Last week my friends and I had the pleasure of standing in front of our courthouse and publicly reading the Constitution. In this way, my Young Americans for Freedom chapter honored the U.S. Constitution which was signed on September 17, 1787, 228 years ago.

We gathered together beside the statue of Patrick Henry and took turns reading every article, section, and amendment from pocket Constitutions donated by the National Archives in Morrow. We saw attorneys, police officers, and jurors come and go. We sweated, we stumbled over unfamiliar words, and our tummies growled. For just over an hour, we competed with the noise of lunch hour traffic on the square.

Even noisy mufflers could not compete with the volume of words written in the Constitution. Some of us had not heard the words before while others had studied them thoroughly. We spoke with different accents, some from here and some from halfway around the world. But we spoke the same language of freedom our founding fathers wrote as they labored over the words and phrases which remain the foundation of our country.

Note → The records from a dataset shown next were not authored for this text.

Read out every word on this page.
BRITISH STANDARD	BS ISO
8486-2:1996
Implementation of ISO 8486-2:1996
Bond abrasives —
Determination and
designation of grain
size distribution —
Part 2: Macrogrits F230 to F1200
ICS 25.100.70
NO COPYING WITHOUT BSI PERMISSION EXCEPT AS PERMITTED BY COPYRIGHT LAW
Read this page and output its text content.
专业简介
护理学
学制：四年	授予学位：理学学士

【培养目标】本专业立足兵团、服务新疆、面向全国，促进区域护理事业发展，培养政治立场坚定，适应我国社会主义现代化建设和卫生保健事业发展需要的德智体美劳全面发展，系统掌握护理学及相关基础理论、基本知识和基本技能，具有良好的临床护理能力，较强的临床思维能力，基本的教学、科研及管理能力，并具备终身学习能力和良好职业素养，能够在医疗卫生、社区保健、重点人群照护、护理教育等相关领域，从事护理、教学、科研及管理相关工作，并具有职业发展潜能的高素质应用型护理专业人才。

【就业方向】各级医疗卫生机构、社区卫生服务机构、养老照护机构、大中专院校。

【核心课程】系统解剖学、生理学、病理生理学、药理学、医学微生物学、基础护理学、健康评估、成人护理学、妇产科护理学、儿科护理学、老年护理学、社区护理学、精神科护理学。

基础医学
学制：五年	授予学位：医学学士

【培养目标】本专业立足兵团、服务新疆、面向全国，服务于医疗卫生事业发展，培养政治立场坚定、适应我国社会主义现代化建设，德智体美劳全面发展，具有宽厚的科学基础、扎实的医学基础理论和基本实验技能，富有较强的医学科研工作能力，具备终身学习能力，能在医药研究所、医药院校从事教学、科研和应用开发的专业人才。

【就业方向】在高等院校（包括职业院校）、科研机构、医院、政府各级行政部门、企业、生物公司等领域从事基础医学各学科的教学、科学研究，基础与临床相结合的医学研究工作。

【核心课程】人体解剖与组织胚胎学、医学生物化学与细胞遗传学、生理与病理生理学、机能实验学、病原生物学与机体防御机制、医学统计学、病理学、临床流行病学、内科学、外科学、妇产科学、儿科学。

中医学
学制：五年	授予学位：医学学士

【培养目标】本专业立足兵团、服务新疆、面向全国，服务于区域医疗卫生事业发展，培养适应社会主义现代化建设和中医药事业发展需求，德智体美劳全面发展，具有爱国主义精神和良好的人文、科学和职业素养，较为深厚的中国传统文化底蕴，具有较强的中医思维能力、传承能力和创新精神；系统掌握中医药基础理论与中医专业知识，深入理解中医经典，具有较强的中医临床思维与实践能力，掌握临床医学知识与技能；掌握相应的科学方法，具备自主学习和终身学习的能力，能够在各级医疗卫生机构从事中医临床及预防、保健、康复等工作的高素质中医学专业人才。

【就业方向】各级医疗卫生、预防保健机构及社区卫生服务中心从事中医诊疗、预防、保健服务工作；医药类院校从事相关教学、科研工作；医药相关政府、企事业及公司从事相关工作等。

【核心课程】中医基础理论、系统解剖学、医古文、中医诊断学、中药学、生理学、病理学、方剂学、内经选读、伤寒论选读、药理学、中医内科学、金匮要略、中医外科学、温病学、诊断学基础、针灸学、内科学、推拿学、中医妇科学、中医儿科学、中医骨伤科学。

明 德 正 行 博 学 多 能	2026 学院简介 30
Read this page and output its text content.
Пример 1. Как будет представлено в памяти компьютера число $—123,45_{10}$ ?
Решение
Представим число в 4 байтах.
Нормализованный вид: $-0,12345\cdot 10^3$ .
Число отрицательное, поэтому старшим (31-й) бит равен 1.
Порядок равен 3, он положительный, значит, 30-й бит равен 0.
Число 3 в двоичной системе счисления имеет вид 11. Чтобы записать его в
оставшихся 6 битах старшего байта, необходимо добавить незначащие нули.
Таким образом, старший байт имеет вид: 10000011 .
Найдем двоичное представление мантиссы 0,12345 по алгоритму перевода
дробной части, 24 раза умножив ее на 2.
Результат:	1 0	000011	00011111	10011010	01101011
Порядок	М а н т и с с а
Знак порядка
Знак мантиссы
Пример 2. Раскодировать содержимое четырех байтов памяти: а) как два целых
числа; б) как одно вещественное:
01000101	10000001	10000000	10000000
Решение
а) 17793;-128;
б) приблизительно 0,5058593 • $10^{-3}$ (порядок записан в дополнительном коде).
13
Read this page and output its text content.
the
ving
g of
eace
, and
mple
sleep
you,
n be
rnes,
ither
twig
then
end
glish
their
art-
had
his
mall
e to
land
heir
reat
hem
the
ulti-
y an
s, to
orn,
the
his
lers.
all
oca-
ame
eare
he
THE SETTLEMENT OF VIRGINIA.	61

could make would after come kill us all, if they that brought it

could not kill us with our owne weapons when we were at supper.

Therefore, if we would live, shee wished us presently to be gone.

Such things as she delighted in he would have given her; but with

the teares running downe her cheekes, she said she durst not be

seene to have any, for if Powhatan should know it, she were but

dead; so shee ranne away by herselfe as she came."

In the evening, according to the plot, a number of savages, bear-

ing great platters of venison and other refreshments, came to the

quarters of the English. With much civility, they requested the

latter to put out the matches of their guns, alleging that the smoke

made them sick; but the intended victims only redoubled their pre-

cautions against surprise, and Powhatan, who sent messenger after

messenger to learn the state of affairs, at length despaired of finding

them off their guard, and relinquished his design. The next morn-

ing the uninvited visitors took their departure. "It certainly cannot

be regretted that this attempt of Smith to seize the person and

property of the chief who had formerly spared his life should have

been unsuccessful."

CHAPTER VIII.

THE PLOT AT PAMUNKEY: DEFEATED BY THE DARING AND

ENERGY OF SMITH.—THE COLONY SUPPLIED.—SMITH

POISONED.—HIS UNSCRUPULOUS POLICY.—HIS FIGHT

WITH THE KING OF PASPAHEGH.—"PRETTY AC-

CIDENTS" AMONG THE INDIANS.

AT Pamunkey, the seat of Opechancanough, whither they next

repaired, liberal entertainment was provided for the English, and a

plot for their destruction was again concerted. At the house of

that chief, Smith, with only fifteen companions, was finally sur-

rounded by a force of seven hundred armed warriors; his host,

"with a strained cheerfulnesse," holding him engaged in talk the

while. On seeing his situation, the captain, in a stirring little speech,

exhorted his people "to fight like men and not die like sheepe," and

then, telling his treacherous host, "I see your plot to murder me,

Oddly enough, not all our founders agreed with the formation of the Constitution. Patrick Henry refused to attend the Constitutional convention and was an outspoken critic. Certain individual rights he held dear were left out: freedoms of speech, press, religion, the right to bear arms, and freedom from unreasonable search and seizure are just some of the issues. Patrick Henry’s objections, along with other Anti-Federalists’, inspired the Bill of Rights.

Patrick Henry feared the Constitution would create a large, centralized government with power concentrated in the hands of a few. Whether or not you feel this is currently the case, widespread citizen participation prevents abuses of power. We cannot stand by while our rights are chipped away, but in order to know what our rights are, we must be familiar with our Constitution. By regularly exercising our rights, we keep our government in check.

Last summer, six of us local students attended the National YAF Leadership Conference in Washington, DC, and learned about exercising our rights and responsibilities. We read about uprisings and protests in Europe during World War II, but few ended well. In contrast, our assembly positively changed each one of us who read the Constitution. Reading aloud on the square in front of the courthouse made me proud to subscribe to the Constitution of the United States.

Tommy Dorminy leads the Soli Deo Gloria Home Education Foundation chapter of Young Americans for Freedom, which is sponsored by John Dorminy.